Angie: Now she can play outside with all of her friends.

Even with restoring vitals, I finished while still high on Asclepius.

Angie: Having someone cut open your chest is so unnatural, but something in that little heart refused to give up. Maybe it sounds silly, but I keep thinking about it. The human body is truly amazing.

If you missed the video, I mention in it that this is the last operation for the chapter. Sadly, it's pretty underwhelming for that milestone.

These are all straightforward.

[I]What the hell is wrong with her nose?

I mean, she looks the same except her nose is trying to escape through the mouth.

Derek: The operation was a success. She'll need about two months to fully recover before she can go back to school, but after that, she'll be good as new.

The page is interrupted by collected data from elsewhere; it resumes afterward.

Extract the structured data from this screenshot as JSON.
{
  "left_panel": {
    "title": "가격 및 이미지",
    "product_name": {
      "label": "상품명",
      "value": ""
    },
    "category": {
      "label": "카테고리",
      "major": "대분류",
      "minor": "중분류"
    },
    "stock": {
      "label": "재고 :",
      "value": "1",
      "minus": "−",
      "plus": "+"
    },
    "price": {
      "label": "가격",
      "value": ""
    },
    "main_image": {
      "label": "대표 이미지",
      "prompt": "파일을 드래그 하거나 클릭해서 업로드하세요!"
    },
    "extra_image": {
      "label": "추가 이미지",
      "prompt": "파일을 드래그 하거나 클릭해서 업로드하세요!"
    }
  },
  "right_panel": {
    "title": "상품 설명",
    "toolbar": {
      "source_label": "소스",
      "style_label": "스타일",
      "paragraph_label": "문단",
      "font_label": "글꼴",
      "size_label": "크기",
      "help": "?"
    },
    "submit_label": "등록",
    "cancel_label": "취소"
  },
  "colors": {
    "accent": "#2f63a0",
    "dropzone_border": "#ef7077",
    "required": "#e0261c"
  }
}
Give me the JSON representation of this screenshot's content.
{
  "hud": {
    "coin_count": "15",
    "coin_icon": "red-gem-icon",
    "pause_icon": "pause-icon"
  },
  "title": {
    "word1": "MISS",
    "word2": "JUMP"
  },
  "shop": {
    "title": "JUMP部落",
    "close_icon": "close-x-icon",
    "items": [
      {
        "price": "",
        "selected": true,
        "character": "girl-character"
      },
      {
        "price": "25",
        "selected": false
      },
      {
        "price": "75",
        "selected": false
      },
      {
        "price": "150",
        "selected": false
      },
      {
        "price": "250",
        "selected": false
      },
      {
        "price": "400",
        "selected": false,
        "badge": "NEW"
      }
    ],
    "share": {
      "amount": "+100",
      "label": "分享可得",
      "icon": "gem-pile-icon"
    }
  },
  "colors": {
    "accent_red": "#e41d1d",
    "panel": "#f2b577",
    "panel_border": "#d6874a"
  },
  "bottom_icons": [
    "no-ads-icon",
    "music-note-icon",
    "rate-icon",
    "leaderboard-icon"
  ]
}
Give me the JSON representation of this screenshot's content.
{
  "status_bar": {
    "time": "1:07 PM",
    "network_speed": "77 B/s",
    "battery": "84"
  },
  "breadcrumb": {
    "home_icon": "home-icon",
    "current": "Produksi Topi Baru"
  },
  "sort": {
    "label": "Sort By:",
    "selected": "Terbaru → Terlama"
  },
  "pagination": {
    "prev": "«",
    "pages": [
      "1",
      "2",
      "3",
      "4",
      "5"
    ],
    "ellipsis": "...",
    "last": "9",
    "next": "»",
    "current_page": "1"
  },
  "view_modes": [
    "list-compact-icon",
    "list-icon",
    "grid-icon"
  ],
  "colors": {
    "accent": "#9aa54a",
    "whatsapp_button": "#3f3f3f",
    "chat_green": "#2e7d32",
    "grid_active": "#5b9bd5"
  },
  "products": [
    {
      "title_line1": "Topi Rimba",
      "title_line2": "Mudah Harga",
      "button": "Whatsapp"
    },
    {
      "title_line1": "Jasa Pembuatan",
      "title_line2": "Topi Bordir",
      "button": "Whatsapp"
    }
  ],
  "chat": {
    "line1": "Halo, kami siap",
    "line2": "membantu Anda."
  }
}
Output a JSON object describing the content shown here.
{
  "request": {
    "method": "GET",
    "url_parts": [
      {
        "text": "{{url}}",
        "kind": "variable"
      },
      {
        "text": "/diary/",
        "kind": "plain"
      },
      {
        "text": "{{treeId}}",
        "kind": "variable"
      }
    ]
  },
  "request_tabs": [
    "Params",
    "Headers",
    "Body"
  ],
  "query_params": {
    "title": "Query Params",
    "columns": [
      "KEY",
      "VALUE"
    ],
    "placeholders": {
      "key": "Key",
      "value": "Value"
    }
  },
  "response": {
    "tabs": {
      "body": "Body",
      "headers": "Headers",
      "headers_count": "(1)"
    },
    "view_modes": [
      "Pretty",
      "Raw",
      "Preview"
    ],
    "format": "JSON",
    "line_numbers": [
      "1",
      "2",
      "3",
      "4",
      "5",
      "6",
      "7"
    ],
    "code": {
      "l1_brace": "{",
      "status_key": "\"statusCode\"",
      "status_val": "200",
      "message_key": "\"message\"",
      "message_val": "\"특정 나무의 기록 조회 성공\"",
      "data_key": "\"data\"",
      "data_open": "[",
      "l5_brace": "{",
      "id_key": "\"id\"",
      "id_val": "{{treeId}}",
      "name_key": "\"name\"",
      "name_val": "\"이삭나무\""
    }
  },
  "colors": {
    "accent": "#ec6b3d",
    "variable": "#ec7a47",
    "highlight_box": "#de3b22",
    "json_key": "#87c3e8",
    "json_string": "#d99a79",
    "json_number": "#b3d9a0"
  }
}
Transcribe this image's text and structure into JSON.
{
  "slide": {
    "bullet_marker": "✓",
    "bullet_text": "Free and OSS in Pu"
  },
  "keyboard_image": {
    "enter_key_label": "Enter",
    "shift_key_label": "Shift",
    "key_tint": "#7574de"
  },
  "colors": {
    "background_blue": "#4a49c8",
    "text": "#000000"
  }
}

Mrs. Chalke: That's good news. Oh, thank you so much, Doctor.

Derek: People are always worried about heart surgery-especially on children. But, modern medicine allows us to treat such conditions with much greater success than ten, even just five years ago. Young patients like your daughter face very little risk of permanent physical damage. To be honest, I'm more worried about the psychological stress operations like this might have on small children. Please take good care of her during her recovery.

Mrs. Chalke: Oh, of course. Elisa... we love you so much...

"You have my condolences..."

"Mom, why are you crying? Dad's okay, right? He's... gonna get better, right!? B-but, why isn't Dad getting better? You can fix him! You just gotta! He's my dad!"

"I'm sorry, son. No doctor in the world could save your father from this."

Hoffman: So, you're willing to throw away your own happiness for this?

Derek: I know about what happened to you in the past. I know that having superior skills will only create more pressure to succeed. That everyone will expect me to have answers no one else has. I'm sure those are valid concerns. And, the path I've chosen will probably cause me a lot of pain. But I became a doctor so that no one would have to die from an incurable disease. Not ever again.

Derek: Diseases are painful. And, losing someone to a disease is even more painful. It's hard for doctors to tell people their loved ones can't be cured. I'm going to make sure they won't have to. Caduceus has already found ways to save thousands of people. If I can somehow help them find cures for "incurable diseases," then...

End of Chapter 2-11

That's the end of the longest chapter in the game. Next up, we visit Dr. Weaver for another operation, then it's on to chapter 3, where things get especially silly.